Figure A2 Invasion calibrations for acetone carried out during the deployment and using different types of water (SW: seawater; MQ: Milli-Q water). Bottom SW refers to seawater collected from well below the mixed layer. The non-linear response is due to the changing gas flow as more standard gas is added to the zero-air carrier gas, which alters the purging factor.

Figure A3 Evasion calibrations using liquid standards of methanol produced by serial dilution in different types of water (SW: seawater; MQ: Milli-Q water). Bottom SW refers to seawater collected from well below the mixed layer. Surface SW refers to seawater collected from the underway seawater inlet. The average measured slope in the four seawater calibrations is 0.00624±0.00121 ppbv (nmol dm⁻³)⁻¹ (19 % rel. SD), and the average slope in the four Milli-Q calibrations is 0.00678±0.000254 ppbv (nmol dm⁻³)⁻¹ (3 % rel. SD). Expected mixing ratios are slightly different between MQ and SW due to the lower seawater temperature.

Figure A4 Evasion calibrations using liquid standards of acetaldehyde produced by serial dilution in different types of water (SW: seawater; MilliQ: Milli-Q water). Bottom SW refers to seawater collected from well below the mixed layer.

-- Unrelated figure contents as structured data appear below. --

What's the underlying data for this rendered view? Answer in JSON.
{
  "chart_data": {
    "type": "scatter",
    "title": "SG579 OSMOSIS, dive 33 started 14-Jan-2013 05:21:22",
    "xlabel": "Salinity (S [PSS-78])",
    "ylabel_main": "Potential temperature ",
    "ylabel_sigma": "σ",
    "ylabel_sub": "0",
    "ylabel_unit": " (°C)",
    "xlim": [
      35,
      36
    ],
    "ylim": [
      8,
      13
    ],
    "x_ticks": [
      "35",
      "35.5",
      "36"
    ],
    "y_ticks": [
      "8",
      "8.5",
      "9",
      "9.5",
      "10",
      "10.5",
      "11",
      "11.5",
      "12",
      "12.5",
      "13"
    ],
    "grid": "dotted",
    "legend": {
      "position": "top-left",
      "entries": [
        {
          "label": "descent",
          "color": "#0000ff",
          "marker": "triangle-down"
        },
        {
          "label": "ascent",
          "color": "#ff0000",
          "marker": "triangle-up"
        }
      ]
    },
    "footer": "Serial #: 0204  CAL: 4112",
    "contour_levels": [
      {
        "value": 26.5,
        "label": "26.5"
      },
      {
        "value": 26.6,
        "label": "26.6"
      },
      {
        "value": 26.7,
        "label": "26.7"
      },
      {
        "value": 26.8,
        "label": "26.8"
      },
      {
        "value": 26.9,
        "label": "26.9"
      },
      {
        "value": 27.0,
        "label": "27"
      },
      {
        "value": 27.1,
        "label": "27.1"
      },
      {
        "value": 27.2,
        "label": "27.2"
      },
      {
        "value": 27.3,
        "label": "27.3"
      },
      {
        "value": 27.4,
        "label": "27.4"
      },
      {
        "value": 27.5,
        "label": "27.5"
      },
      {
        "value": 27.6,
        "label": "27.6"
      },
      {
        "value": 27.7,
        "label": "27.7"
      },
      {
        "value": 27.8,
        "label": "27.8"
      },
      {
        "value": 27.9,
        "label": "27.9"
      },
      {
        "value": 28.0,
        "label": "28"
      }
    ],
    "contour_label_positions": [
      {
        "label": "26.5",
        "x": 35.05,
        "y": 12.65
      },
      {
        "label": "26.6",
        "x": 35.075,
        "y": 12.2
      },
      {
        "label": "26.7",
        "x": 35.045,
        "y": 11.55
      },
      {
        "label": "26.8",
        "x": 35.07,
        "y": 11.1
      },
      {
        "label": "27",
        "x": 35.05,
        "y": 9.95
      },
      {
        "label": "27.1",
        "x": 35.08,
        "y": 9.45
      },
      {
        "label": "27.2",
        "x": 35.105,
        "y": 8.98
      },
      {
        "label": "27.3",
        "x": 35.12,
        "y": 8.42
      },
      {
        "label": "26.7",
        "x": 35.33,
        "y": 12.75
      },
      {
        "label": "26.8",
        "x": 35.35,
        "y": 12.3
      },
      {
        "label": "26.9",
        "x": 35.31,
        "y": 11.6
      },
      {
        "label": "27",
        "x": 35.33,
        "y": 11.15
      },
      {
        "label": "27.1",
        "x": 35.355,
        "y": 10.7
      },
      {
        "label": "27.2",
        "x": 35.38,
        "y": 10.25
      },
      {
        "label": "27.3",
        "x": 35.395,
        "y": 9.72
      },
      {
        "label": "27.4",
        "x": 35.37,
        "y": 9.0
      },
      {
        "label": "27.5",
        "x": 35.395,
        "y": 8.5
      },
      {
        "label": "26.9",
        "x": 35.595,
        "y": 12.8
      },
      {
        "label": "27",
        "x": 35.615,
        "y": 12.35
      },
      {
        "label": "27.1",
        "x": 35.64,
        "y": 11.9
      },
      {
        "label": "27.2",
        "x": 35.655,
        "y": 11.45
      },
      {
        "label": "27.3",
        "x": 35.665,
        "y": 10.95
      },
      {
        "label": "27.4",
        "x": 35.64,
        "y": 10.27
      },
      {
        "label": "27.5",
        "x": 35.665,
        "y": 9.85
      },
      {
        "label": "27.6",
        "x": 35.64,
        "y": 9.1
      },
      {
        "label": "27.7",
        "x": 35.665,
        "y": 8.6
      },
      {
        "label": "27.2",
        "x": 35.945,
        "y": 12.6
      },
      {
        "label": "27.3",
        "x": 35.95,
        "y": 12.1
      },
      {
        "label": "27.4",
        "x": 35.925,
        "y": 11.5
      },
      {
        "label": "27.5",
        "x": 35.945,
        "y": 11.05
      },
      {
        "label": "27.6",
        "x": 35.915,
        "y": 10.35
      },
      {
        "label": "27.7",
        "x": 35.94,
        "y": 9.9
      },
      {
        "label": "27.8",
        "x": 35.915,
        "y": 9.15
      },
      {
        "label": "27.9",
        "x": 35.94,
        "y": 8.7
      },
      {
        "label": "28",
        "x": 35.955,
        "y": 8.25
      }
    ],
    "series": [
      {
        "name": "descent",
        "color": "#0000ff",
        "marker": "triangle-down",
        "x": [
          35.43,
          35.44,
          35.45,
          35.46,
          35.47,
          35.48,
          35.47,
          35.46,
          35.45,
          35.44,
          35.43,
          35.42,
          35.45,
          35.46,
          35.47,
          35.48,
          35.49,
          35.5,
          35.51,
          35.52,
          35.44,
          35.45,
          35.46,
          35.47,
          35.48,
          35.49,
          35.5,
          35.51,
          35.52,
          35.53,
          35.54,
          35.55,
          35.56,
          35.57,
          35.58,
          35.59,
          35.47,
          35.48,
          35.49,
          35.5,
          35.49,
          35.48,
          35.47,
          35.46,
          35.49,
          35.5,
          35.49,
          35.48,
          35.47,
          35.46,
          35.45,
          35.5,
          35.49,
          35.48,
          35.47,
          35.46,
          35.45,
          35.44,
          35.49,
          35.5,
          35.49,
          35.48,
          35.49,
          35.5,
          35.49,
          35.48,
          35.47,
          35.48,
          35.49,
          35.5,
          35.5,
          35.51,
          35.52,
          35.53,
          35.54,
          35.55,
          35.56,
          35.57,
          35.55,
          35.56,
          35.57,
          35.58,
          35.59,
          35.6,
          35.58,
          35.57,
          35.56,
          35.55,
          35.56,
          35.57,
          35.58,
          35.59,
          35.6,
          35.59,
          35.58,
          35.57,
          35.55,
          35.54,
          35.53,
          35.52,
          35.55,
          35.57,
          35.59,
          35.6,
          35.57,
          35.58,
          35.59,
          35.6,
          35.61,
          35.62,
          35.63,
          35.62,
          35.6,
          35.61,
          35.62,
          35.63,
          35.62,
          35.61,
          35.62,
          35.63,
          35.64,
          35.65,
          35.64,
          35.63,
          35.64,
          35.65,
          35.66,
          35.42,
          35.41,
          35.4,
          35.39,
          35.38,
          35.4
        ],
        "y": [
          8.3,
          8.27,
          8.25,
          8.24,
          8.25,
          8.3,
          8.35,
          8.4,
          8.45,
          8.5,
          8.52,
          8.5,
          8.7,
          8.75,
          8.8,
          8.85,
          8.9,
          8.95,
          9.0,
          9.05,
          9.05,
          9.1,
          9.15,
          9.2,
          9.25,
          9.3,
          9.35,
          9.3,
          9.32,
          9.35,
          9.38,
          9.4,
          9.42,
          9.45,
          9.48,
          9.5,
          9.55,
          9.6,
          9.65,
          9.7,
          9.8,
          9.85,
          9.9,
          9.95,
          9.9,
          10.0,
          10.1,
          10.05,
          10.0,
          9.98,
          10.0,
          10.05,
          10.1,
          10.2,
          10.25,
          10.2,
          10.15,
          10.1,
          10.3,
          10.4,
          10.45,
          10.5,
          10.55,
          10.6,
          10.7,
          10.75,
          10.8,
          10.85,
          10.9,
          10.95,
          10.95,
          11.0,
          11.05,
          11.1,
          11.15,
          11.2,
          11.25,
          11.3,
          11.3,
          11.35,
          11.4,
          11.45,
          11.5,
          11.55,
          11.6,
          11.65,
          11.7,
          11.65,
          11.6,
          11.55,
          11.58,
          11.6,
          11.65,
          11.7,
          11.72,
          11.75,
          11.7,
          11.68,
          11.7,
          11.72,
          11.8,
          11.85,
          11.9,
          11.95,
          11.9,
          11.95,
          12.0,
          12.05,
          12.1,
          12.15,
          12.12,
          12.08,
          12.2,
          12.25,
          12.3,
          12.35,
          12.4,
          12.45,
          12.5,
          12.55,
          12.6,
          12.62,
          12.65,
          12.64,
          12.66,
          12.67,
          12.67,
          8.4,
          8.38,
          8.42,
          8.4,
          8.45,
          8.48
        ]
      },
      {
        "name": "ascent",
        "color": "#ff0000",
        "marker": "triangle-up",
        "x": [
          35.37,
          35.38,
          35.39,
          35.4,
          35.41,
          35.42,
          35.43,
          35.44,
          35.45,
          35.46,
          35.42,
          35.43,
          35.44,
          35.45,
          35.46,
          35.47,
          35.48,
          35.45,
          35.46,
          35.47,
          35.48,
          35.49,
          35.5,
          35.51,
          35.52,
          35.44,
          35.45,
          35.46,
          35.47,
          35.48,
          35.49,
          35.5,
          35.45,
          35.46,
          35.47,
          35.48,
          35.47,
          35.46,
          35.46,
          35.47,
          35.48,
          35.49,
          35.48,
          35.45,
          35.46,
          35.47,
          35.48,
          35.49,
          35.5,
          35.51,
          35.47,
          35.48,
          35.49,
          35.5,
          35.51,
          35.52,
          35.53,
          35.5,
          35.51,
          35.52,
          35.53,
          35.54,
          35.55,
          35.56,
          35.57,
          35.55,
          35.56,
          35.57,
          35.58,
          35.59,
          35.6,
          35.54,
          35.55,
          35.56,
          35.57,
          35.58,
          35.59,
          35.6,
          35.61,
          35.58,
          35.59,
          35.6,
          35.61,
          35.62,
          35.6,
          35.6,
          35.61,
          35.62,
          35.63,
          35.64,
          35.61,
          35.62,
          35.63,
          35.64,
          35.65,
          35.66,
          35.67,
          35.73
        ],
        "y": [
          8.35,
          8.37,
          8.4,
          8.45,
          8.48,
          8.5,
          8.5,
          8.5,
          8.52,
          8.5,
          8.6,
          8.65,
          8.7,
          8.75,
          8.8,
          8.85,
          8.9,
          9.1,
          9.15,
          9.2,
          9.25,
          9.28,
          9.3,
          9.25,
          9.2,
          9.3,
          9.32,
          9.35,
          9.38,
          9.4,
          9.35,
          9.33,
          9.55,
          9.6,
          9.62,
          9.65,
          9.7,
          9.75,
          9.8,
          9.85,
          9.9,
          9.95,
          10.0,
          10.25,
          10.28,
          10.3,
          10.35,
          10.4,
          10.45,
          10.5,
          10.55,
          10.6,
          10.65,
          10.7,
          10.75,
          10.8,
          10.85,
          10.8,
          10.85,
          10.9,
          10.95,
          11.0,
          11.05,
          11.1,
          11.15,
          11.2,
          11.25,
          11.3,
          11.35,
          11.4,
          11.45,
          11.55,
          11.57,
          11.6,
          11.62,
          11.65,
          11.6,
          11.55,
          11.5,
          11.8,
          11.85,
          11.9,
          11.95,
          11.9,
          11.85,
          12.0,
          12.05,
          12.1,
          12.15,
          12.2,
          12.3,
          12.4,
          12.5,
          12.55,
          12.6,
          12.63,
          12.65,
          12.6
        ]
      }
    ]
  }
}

Surface SW refers to seawater collected from the ship's underway seawater inlet. The average measured slope in the four seawater calibrations is 0.0473±0.00313 ppbv (nmol dm⁻³)⁻¹ (6 % rel. SD), and the average slope in the four Milli-Q calibrations is 0.0548±0.00767 ppbv (nmol dm⁻³)⁻¹ (14 % rel. SD). Expected mixing ratios are slightly different between Milli-Q and SW due to the lower seawater temperature.

Figure A5 Invasion calibrations for acetaldehyde carried out during the deployment and using different types of water (SW: seawater; MQ: Milli-Q water). Bottom SW refers to seawater collected from well below the mixed layer. Surface SW refers to seawater collected from the ship's underway seawater inlet. The non-linear response is due to the changing gas flow as more standard gas is added to the zero-air carrier gas, which alters the purging factor.